Revealed was the secret of the blue meteor.
The thing was a tiny monoplane, too small to carry a man. To this was fitted a large, tubular device. The contraption, secured beneath the fuselage, was fitted with hinges. No doubt it opened wide, actuated by mechanism within, when in the air.
Opening, the cover exposed the substance which composed the blue meteor itself. A faint glow even penetrated the container itself.
Doc took time to glance closely at the metal which composed this cylinder. He decided it was principally of lead, a metal most resistant to strange ray phenomena.
The engine exhaust, after leading into a tank which smoothed out the pressure, was discharged through a simple whistle. That, then, accounted for the weird sound.
The plane was obviously radio-controlled. That in itself was not remarkable, radio control devices having been in use for nearly twenty years.

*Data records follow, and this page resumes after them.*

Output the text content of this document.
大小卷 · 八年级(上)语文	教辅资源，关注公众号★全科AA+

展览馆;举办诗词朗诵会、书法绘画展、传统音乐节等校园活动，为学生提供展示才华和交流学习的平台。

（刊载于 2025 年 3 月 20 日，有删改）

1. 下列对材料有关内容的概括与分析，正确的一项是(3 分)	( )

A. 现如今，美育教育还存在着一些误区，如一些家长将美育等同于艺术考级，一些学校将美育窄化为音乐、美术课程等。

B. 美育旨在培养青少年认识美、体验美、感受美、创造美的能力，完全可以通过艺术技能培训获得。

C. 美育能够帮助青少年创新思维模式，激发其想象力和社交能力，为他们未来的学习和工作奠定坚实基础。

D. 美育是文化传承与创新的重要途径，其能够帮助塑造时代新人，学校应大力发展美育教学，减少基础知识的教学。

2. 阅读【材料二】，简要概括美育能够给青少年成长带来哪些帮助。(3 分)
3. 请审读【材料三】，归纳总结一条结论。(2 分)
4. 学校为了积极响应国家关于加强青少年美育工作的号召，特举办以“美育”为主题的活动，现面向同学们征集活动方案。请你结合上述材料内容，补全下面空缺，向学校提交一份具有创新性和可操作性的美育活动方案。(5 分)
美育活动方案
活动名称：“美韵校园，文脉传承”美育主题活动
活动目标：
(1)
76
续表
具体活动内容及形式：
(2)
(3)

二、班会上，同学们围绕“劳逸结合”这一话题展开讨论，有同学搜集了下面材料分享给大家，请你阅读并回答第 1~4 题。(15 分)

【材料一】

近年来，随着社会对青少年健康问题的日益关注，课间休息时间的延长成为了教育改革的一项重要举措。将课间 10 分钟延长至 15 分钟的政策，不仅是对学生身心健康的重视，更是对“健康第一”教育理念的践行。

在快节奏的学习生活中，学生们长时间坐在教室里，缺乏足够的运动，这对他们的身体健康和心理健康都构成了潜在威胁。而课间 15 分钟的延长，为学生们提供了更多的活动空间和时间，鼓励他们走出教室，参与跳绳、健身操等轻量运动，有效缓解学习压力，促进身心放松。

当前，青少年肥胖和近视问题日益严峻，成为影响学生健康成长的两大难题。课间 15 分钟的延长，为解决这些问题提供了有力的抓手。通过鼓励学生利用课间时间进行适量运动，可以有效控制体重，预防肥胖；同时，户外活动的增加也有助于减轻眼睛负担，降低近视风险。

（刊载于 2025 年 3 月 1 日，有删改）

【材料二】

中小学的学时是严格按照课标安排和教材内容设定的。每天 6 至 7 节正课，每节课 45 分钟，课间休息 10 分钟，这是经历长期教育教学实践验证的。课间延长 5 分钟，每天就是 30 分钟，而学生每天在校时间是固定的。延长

There were other things of interest: for instance, a parachute which could be opened by a radio impulse, lowering the craft safely where there was no landing field.
Doc, however, did not have time to make a lengthy examination.
Mo-Gwei began peppering the little hangar structure with his machine gun.
Doc studied the guttering powder flame, getting Mo-Gwei’s location. Then he drew a small metal container from his capacious leather vest and flung it.
The thing burst softly near Mo-Gwei’s feet.